De acordo com a PF, o criador e último autor do documento foi o usuário “Fernanda Bolsonaro”, que os investigadores acreditam ser a nora do ex-presidente e esposa do senador Flávio Bolsonaro (PL-RJ), Fernanda Antunes Figueira Bolsonaro.
O material foi salvo no celular do ex-chefe do Executivo no dia 10 de fevereiro de 2024, dois dias após a deflagração da Operação Tempus Veritatis, que apurou a atuação dos investigados na tentativa de golpe de Estado e abolição do Estado Democrático de Direito. Durante a operação, foram apreendidos os passaportes de Bolsonaro e outros aliados.
Segundo a PF, o documento mostra que o ex-presidente, “desde a deflagração da operação Tempus Veritatis, planejou atos para fugir do país, com o objetivo de impedir a aplicação de lei penal”.

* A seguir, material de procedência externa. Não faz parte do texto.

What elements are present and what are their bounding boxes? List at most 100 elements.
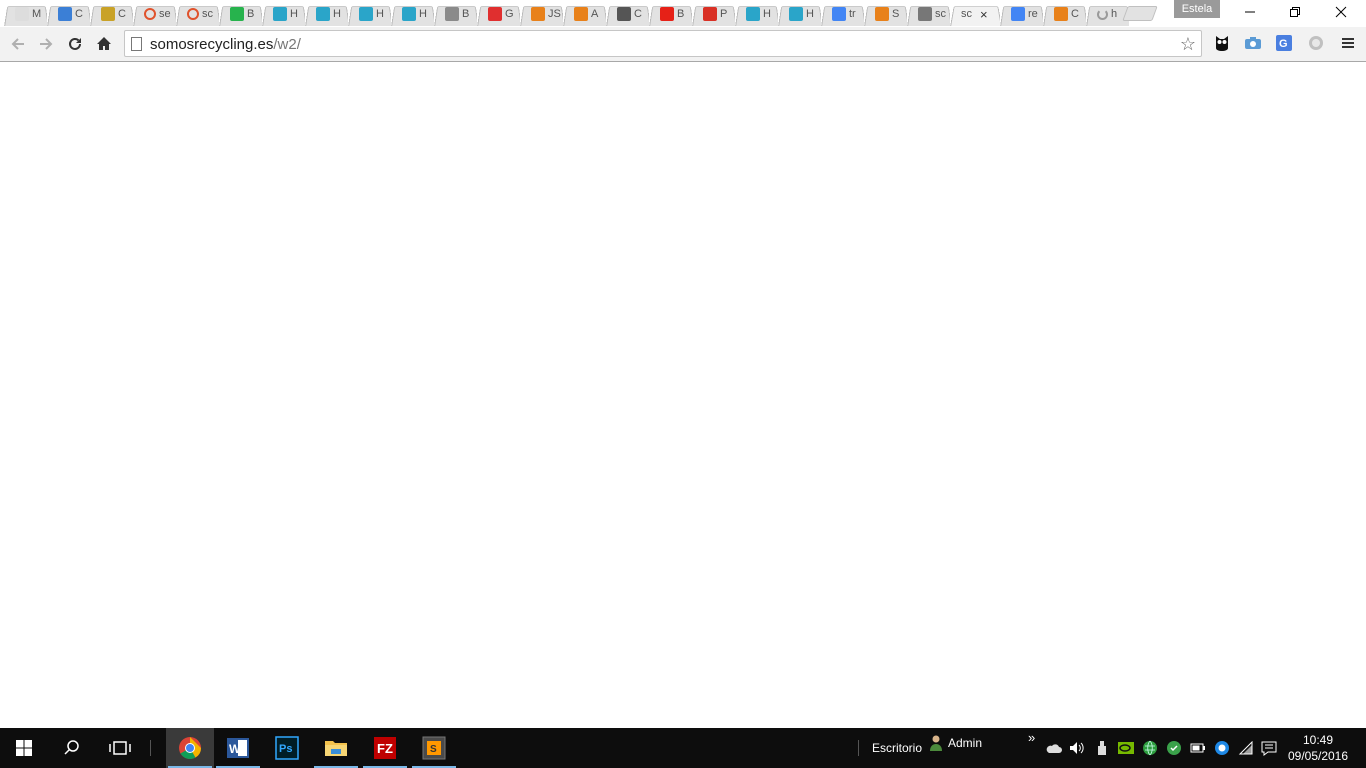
bookmark-star-icon[interactable]: ☆ [1178, 34, 1198, 54]
show-more-chevron-icon[interactable]: » [1028, 730, 1035, 745]
toolbar-separator [858, 740, 859, 756]
restore-button[interactable] [1272, 0, 1317, 24]
tab-label: A [591, 8, 599, 20]
close-window-button[interactable] [1318, 0, 1363, 24]
tab[interactable]: C [1043, 2, 1086, 26]
minimize-button[interactable] [1227, 0, 1272, 24]
address-bar[interactable]: somosrecycling.es/w2/ ☆ [124, 30, 1202, 57]
search-button[interactable] [48, 728, 96, 768]
url-path: /w2/ [273, 36, 301, 53]
tab[interactable]: B [219, 2, 262, 26]
tab[interactable]: H [348, 2, 391, 26]
tab[interactable]: C [90, 2, 133, 26]
forward-button[interactable] [34, 32, 58, 56]
tab[interactable]: H [391, 2, 434, 26]
tab[interactable]: JS [520, 2, 563, 26]
tab[interactable]: sc [176, 2, 219, 26]
globe-extension-icon[interactable] [1306, 33, 1326, 53]
snowflake-icon [359, 7, 373, 21]
tab-label: B [247, 8, 255, 20]
clock-time: 10:49 [1302, 733, 1334, 747]
back-button[interactable] [6, 32, 30, 56]
tab-label: C [634, 8, 642, 20]
tab[interactable]: B [434, 2, 477, 26]
flag-icon [445, 7, 459, 21]
drive-folder-icon [101, 7, 115, 21]
tab-label: C [1071, 8, 1079, 20]
owl-extension-icon[interactable] [1212, 33, 1232, 53]
tab[interactable]: B [649, 2, 692, 26]
word-taskbar-app[interactable]: W [214, 728, 262, 768]
tab-label: B [462, 8, 470, 20]
tab-label: H [806, 8, 814, 20]
filezilla-taskbar-app[interactable]: FZ [361, 728, 409, 768]
onedrive-icon[interactable] [1046, 740, 1062, 756]
bicycle-icon [918, 7, 932, 21]
home-button[interactable] [92, 32, 116, 56]
camera-extension-icon[interactable] [1243, 33, 1263, 53]
sublime-taskbar-app[interactable]: S [410, 728, 458, 768]
tab-close-icon[interactable]: × [980, 7, 988, 22]
ring-icon [144, 8, 156, 20]
user-label[interactable]: Admin [948, 736, 982, 750]
tab[interactable]: H [262, 2, 305, 26]
start-button[interactable] [0, 728, 48, 768]
tab[interactable]: tr [821, 2, 864, 26]
svg-text:S: S [430, 744, 437, 755]
tab[interactable]: re [1000, 2, 1043, 26]
tab[interactable]: C [606, 2, 649, 26]
joomla-icon [574, 7, 588, 21]
tab[interactable]: h [1086, 2, 1129, 26]
desktop-toolbar-label[interactable]: Escritorio [872, 741, 922, 755]
file-explorer-taskbar-app[interactable] [312, 728, 360, 768]
task-view-icon [109, 741, 131, 755]
tab[interactable]: C [47, 2, 90, 26]
tab[interactable]: S [864, 2, 907, 26]
profile-button[interactable]: Estela [1174, 0, 1220, 18]
youtube-icon [660, 7, 674, 21]
wifi-icon[interactable] [1238, 740, 1254, 756]
tab[interactable]: sc [907, 2, 950, 26]
joomla-icon [531, 7, 545, 21]
tab-label: JS [548, 8, 561, 20]
menu-button[interactable] [1338, 33, 1358, 53]
tab-active[interactable]: sc × [950, 2, 1000, 26]
joomla-icon [875, 7, 889, 21]
vpn-shield-icon[interactable] [1214, 740, 1230, 756]
tab[interactable]: H [778, 2, 821, 26]
nvidia-icon[interactable] [1118, 740, 1134, 756]
tabs-container: M C Cse sc B H H H H B G JS A C B P H Htr Ssc sc × re Ch [4, 2, 1129, 27]
tab[interactable]: G [477, 2, 520, 26]
google-translate-icon[interactable]: G [1274, 33, 1294, 53]
chrome-taskbar-app[interactable] [166, 728, 214, 768]
volume-icon[interactable] [1069, 740, 1085, 756]
action-center-icon[interactable] [1261, 740, 1277, 756]
tab[interactable]: P [692, 2, 735, 26]
tab[interactable]: H [305, 2, 348, 26]
tab-strip: M C Cse sc B H H H H B G JS A C B P H Htr Ssc sc × re Ch Estel… [0, 0, 1366, 27]
photoshop-taskbar-app[interactable]: Ps [263, 728, 311, 768]
new-tab-button[interactable] [1122, 6, 1158, 21]
gmail-icon [703, 7, 717, 21]
tab-label: C [75, 8, 83, 20]
task-view-button[interactable] [96, 728, 144, 768]
url-host: somosrecycling.es [150, 36, 274, 53]
svg-text:Ps: Ps [279, 743, 292, 755]
usb-device-icon[interactable] [1094, 740, 1110, 756]
sync-status-icon[interactable] [1166, 740, 1182, 756]
tab[interactable]: M [4, 2, 47, 26]
battery-icon[interactable] [1190, 740, 1206, 756]
reload-button[interactable] [63, 32, 87, 56]
tab-label: re [1028, 8, 1038, 20]
tab-label: B [677, 8, 685, 20]
url-text[interactable]: somosrecycling.es/w2/ [150, 36, 301, 53]
snowflake-icon [789, 7, 803, 21]
clock[interactable]: 10:49 09/05/2016 [1282, 732, 1354, 764]
tab-label: sc [935, 8, 946, 20]
globe-status-icon[interactable] [1142, 740, 1158, 756]
joomla-icon [1054, 7, 1068, 21]
tab[interactable]: A [563, 2, 606, 26]
tab[interactable]: se [133, 2, 176, 26]
browser-toolbar: somosrecycling.es/w2/ ☆ G [0, 27, 1366, 61]
tab[interactable]: H [735, 2, 778, 26]
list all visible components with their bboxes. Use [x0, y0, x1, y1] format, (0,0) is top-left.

O relatório da PF destaca, ainda, que cerca de dois meses antes da última edição do documento encontrado, Bolsonaro viajou para a Argentina, acompanhado do filho Eduardo, para assistir a posse do presidente Milei. Bolsonaro comunicou ao ministro Alexandre de Moraes, do Supremo Tribunal Federal(STF), que viajaria para a Argentina nos dias 7 a 11 de dezembro. Segundo a defesa do ex-presidente, ele teria avisado o ministro por ser alvo de investigações.